Homophobic and transphobic violence in the school setting is a problem that affects students, their families and teachers and interferes with the development of quality education. Studies conducted worldwide show that part of the youth population is involved in this problem as aggressors, victims or witnesses of violence. Objective. To characterize the homophobic and transphobic violence experienced by activists of the Community Social Networks during their trajectory through Cuban schools. Methodology. Retrospective exploratory study, whose sample was made up of 90 activists from the different Community Social Networks of Santiago de Cuba, Villa Clara and Havana. A self-administered questionnaire was applied for the collection of information and in a second stage, three focal groups were carried out. Results. Mocking and insults prevail as forms of violence.
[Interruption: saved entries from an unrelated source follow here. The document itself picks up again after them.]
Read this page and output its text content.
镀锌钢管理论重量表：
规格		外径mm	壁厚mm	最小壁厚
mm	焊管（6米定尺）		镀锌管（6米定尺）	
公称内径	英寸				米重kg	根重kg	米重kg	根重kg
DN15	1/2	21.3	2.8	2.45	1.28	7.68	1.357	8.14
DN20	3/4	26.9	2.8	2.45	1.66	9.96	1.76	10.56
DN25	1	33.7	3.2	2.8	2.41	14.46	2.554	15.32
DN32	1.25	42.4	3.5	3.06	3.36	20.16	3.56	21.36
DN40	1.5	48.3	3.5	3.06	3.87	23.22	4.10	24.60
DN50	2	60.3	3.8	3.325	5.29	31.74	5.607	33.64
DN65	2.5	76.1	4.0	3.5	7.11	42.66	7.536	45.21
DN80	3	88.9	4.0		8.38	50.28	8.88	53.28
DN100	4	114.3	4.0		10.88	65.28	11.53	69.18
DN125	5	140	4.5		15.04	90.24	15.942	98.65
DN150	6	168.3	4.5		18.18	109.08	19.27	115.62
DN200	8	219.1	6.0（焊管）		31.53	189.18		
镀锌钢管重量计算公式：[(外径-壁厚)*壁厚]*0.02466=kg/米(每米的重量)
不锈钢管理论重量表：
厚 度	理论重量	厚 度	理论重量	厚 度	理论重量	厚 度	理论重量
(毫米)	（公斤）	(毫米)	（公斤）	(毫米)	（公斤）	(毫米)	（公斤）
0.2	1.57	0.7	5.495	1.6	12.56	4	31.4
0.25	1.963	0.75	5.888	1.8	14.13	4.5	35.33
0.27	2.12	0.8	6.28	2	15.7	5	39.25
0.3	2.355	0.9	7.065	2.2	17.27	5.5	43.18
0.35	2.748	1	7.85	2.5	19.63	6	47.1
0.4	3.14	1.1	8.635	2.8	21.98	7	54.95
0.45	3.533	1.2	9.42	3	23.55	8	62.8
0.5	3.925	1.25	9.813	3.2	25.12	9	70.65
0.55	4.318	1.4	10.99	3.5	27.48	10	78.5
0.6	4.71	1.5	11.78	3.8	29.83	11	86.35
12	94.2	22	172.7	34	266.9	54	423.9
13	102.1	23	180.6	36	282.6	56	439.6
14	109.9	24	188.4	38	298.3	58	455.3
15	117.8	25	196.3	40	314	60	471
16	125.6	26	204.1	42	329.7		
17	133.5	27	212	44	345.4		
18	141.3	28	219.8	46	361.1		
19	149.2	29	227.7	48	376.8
The action of these, along with other situations, constituted a reason for dropping out of school. The research places students and teachers as the main figures who exercise violence and the moments between classes and when leaving the school, as the spaces in which violent actions occur more frequently. It also highlights how the roles of victim, aggressor and witness change according to the coping mechanisms that are assumed by individuals in violent contexts. Conclusions. Homophobic and transphobic violence in the school setting is a reflection of homophobia and social transphobia and has a negative impact on their lives. The reincorporation to studies and the recomposition of their life projects are an indicator of change for Cuban society and school.

Ref:

Suárez SDR, Rodríguez NM, del Río MM, et al. Estudio exploratorio retrospectivo sobre violencia homofóbica y transfóbica en la trayectoria escolar de activistas cubanos LGBT. RSS. 2019;25(1):72-87.